I cross through the Emerson port of entry probably 35 times a year. I think it's pretty easy to not understand just how fucking little is up there if you're not from around here. Once you get north of Grand Forks, ND, there's just fucking fields to the horizon in every direction. The Interstate runs right up to the border station and it's the only way to cross there. There's some other entry points many miles west and east, but I think there's been stories about people crossing in the places that are unmanned pretty often.

Mind you 7 months out of the year it's a frozen fucking wasteland that looks straight out of Lost Planet, so if you can avoid being killed by the Akrid you probably deserve to cross.

Anyway as to what they do at the border? They fuck with you. That's what they do.
 

Angry Grimace

Two cannibals are eating a clown. One turns to the other and says "does something taste funny to you?"
Someone else has to have said out loud, "wow I didn't know Somalia shared a border with Canada" when they saw the thread, right?
 
Great story. I would love it if the other 20 million illegals could make the journey through the US to Canada. And how happy Canada would be to have them. I am sure we could build a mass transit system to get them there more quickly. No need for all the drama of experiencing the midwest. We will shoot them right up there for you.

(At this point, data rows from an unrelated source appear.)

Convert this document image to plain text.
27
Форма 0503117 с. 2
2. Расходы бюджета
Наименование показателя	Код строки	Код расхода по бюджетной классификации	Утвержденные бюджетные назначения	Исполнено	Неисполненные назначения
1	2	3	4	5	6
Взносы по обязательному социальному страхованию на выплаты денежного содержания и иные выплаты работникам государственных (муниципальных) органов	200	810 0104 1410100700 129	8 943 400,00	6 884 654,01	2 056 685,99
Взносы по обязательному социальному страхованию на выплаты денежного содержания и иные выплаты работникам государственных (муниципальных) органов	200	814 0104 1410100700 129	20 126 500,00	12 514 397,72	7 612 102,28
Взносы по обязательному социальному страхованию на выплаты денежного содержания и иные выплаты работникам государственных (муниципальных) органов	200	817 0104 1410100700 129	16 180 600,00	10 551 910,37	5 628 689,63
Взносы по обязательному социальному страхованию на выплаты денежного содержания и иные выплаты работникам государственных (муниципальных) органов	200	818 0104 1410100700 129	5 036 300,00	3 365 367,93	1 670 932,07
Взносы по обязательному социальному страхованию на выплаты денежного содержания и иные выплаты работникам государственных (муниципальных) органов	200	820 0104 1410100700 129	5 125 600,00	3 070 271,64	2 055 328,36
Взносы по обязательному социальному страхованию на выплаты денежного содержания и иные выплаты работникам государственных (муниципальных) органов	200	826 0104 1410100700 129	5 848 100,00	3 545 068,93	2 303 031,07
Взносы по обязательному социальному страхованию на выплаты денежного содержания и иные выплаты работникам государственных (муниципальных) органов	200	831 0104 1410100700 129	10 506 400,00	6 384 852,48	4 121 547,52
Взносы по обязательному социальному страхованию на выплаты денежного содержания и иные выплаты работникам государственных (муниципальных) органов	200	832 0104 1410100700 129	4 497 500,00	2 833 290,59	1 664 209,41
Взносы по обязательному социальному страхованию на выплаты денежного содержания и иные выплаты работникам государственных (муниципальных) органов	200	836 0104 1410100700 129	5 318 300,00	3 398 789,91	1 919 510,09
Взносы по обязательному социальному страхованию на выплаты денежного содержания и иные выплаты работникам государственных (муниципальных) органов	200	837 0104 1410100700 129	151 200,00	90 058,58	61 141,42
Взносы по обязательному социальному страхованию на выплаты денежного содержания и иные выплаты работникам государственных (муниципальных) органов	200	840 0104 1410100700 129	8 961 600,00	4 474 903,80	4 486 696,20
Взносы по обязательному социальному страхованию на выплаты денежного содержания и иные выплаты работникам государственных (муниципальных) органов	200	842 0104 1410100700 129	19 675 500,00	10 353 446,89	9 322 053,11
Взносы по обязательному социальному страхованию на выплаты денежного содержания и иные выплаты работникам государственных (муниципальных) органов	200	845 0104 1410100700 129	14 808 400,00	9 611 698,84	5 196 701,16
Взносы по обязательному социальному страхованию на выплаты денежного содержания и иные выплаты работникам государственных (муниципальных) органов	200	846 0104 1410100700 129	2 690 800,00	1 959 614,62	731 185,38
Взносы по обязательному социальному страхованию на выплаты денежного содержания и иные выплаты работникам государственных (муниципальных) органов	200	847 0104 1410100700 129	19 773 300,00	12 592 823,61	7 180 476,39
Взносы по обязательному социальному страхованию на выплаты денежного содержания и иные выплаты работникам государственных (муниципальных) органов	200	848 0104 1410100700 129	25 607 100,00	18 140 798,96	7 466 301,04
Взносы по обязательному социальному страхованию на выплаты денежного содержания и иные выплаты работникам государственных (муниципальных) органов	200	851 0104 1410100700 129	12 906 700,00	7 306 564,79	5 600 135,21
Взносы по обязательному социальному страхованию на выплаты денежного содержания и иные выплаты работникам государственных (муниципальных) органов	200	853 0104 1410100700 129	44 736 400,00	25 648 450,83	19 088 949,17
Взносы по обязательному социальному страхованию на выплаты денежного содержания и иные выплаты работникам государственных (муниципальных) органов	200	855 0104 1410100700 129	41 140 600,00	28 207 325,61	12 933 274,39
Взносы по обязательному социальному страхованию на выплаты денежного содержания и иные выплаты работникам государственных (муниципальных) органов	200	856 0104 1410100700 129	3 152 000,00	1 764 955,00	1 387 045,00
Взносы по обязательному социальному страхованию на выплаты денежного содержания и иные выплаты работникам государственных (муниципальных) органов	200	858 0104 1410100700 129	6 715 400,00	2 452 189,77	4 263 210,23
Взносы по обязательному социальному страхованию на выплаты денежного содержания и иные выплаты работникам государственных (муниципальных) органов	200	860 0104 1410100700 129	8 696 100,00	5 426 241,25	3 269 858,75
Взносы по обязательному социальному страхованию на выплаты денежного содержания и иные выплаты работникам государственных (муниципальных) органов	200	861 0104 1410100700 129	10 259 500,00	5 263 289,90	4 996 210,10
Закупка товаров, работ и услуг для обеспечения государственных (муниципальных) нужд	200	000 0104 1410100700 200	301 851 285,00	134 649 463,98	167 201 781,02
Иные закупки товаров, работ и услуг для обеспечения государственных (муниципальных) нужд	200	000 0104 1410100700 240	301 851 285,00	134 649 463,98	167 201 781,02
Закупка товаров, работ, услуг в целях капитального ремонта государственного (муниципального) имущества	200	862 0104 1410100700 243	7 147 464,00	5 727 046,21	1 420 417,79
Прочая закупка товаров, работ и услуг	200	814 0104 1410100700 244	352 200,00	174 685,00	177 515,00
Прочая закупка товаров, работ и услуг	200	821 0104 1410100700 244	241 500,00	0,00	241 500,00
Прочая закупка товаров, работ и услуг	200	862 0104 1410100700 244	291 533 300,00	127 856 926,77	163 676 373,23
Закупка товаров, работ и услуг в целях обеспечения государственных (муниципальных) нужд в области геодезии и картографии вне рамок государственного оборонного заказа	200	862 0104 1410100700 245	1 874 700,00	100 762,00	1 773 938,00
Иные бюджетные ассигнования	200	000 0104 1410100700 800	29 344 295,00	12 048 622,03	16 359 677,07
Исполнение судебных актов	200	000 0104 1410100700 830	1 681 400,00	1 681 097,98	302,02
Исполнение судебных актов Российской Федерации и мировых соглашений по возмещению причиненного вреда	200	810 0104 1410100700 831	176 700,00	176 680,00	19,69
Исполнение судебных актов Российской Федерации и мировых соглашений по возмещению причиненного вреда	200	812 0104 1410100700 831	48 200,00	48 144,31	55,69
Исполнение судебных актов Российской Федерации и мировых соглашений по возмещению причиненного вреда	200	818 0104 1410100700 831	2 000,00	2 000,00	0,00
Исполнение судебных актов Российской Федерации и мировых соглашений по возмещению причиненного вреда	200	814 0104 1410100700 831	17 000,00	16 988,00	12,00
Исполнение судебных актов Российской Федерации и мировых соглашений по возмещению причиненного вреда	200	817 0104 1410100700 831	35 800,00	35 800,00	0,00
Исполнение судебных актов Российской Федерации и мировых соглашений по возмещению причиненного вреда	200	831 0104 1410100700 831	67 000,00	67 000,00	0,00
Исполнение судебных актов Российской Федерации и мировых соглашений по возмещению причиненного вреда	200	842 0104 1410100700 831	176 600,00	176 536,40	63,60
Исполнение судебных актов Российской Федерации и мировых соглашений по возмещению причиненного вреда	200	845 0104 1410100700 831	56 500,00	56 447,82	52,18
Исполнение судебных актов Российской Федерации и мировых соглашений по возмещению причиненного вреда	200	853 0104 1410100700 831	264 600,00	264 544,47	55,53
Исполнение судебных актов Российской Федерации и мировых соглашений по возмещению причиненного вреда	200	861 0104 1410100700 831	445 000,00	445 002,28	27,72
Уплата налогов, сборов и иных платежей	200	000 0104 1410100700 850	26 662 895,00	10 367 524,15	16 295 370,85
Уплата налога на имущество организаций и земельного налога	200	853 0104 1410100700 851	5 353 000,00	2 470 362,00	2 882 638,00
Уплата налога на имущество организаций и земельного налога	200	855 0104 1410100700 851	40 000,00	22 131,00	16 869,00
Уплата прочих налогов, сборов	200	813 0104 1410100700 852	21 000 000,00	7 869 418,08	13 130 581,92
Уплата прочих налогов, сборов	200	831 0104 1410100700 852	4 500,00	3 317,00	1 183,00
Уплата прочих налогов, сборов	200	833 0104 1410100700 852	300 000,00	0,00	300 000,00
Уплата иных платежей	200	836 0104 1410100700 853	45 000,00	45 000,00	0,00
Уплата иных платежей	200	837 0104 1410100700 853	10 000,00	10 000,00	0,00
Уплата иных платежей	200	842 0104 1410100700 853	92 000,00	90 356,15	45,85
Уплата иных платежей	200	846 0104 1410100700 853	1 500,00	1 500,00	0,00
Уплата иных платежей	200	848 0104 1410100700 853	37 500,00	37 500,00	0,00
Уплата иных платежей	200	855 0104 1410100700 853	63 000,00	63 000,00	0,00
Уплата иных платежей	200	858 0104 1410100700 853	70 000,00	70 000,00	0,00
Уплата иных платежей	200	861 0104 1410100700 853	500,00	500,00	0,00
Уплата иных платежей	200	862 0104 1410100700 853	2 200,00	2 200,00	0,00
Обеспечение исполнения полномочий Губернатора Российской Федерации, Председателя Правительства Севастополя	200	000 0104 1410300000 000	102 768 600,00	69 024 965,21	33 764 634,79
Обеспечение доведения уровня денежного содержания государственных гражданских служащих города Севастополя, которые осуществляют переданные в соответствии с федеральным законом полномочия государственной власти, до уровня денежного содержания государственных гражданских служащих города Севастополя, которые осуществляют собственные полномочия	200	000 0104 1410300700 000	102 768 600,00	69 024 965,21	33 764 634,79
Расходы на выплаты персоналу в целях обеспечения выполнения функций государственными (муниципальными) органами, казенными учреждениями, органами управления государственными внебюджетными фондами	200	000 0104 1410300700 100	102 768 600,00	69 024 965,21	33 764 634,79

Nah they got to make it through the river first. It's like the ultimate test of how badly do you want to be Canadian.
 

JeanGrey

Member
Fuck it, buddy swam harder than a beaver in the mighty maple river, I say throw him a bag of milk and a hockey stick and give him a home here. He earned it!

Sorry had to edit a bit.

Inspirational story though alot of people die trying to get to freedom he luckily survived.
 
Unfortunately since he was detained in the US and his asylum case was rejected, it's highly likely that he will get rejected in Canada too.